Et voilà que revient la sempiternelle antienne relative aux signes religieux dans l'espace public. Comme le refrain d'une chanson conservatrice et de repli qui refait son apparition tous les 4-5 ans.
Partons du principe que la décision du gouvernement fédéral (interdire le port de signes religieux, politiques et philosophiques pour les fonctionnaires fédéraux en contact avec le public) ne vise aucune communauté en particulier. Quelle est le but visé? Le gouvernement se réfère à une loi de 1937, laquelle édicte que "(...) l'agent de l'Etat évite toute parole, toute attitude, toute présentation qui pourrait être de nature à ébranler la confiance du public en sa totale neutralité, en sa compétence ou en sa dignité." Il s'agirait donc de veiller à la neutralité du fonctionnaire public.
A nos yeux, neutre ne veut pas dire aseptisé, sans particularité, sans personnalité. Le fonctionnaire, fédéral, régional, communal, européen, est neutre dans la manière dont il traite les dossiers, dont il s'adresse aux citoyens, dont il fait preuve de sens professionel. Porter une kippa, un t-shirt avec Che Guevara ou un pin's arborant la flamme laïque ne présuppose pas que le citoyen se verra traité différemment, que le service qui lui sera apporté sera biaisé. Le penser, et en faire découler une décision politique, relève du procès d'intention.
Qu'est-ce qui dérange tellement dans le signe religieux? Qu'est ce qui me fait craindre une différence de traitement selon que le fonctionnaire en face de moi arbore une croix plutôt qu'un t-shirt de Marylin Manson (au hasard) et des tatouages celtiques sur ses avant-bras (toujours au pif)?
Si on examine de plus près cette décision, et qu'on va au-delà de la liberté (bafouée) de porter le vêtement que l'on souhaite, on voit deux autres limites à cette décision qui portent atteinte, eux, aux droits de l'Homme:
- une discrimination religieuse, surtout envers les musulmans et les juifs. Soyons de bon compte, le fonctionnaire chrétien qui se voit interdire le port ostentatoire de son appartenance religieuse pourra mettre sa croix en dessous de son polo ou de son chemisier. Qu'en sera-t-il des hijabs, tchadors et kippas? Sachant que le port de ces derniers fait partie intégrante de la foi des personnes qui les coiffent, ces dernières devront soit changer de département (si possibilité il y a), soit tout simplement changer d'employeur.

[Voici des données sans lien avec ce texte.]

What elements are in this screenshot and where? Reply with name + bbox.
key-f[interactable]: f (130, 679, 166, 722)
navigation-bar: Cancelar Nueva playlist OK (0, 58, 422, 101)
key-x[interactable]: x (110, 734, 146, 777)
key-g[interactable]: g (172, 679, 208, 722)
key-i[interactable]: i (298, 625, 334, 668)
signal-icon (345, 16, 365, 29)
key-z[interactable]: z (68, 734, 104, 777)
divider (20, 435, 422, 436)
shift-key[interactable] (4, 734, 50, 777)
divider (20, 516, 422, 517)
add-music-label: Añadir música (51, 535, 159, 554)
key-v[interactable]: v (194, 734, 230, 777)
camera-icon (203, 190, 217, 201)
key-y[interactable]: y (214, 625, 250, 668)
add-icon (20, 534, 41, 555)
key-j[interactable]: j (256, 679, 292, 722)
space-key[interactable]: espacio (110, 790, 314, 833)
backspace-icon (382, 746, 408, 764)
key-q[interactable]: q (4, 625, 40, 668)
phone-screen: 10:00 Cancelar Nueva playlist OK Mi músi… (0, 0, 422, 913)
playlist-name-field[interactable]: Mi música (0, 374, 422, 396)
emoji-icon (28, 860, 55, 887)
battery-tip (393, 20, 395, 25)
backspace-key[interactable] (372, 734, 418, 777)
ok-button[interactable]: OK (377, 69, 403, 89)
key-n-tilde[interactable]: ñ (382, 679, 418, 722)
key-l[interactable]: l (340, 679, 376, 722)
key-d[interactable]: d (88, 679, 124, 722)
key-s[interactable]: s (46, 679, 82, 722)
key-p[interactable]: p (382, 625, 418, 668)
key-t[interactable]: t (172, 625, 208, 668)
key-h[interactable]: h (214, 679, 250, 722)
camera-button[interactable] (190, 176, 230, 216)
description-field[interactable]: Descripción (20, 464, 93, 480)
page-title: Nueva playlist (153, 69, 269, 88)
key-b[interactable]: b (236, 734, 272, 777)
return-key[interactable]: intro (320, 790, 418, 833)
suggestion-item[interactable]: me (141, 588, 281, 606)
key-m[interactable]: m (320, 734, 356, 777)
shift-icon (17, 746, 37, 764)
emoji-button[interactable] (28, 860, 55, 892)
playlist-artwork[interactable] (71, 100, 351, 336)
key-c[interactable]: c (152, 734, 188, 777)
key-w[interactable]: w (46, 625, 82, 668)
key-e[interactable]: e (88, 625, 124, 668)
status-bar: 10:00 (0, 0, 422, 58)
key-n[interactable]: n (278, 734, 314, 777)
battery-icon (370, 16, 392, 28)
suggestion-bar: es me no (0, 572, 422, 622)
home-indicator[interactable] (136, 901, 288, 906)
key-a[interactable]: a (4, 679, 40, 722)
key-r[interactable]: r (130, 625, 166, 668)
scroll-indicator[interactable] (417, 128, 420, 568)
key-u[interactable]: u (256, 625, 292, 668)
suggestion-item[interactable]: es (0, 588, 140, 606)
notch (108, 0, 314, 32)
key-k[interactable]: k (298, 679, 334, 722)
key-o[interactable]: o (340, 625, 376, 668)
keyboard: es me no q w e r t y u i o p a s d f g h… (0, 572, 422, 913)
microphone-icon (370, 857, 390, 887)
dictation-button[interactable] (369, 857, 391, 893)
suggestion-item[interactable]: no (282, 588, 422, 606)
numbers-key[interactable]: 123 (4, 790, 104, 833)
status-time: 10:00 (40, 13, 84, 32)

- une discrimination de genre : on le répète, les personnes les plus exposées à cette décision sont, à nos yeux, les fonctionnaires de confession juives et musulmanes. Parmi ces derniers, les hommes ne sont pas tant touchés vu qu'il s'agit surtout de viser les signes ostentatoires, à savoir, en l'occurence, le foulard islamique, porté par les femmes.
Nous ne connaissons pas les chiffres des personnes portant des signes religieux ostentatoires dans les administrations publiques. Mais, même si l'on parle ici d'une minorité de personnes affectées par cette décision, il s'agit d'une stigmatisation claire et nette envers des personnes en fonction de leur appartenance religieuse, philosophique, etc.
Il serait plus intelligent (et plus porteur) de concentrer les efforts sur la promotion de la tolérance, de la diversité, du multiple, du vivre ensemble. Afin, peut-être un jour, de ne pas changer de file parce que la fonctionnaire est voilée, mais y rester car cela sera normal, cela fera partie, pour tout un chacun, de la composition de société telle qu'elle est (déjà aujourd'hui).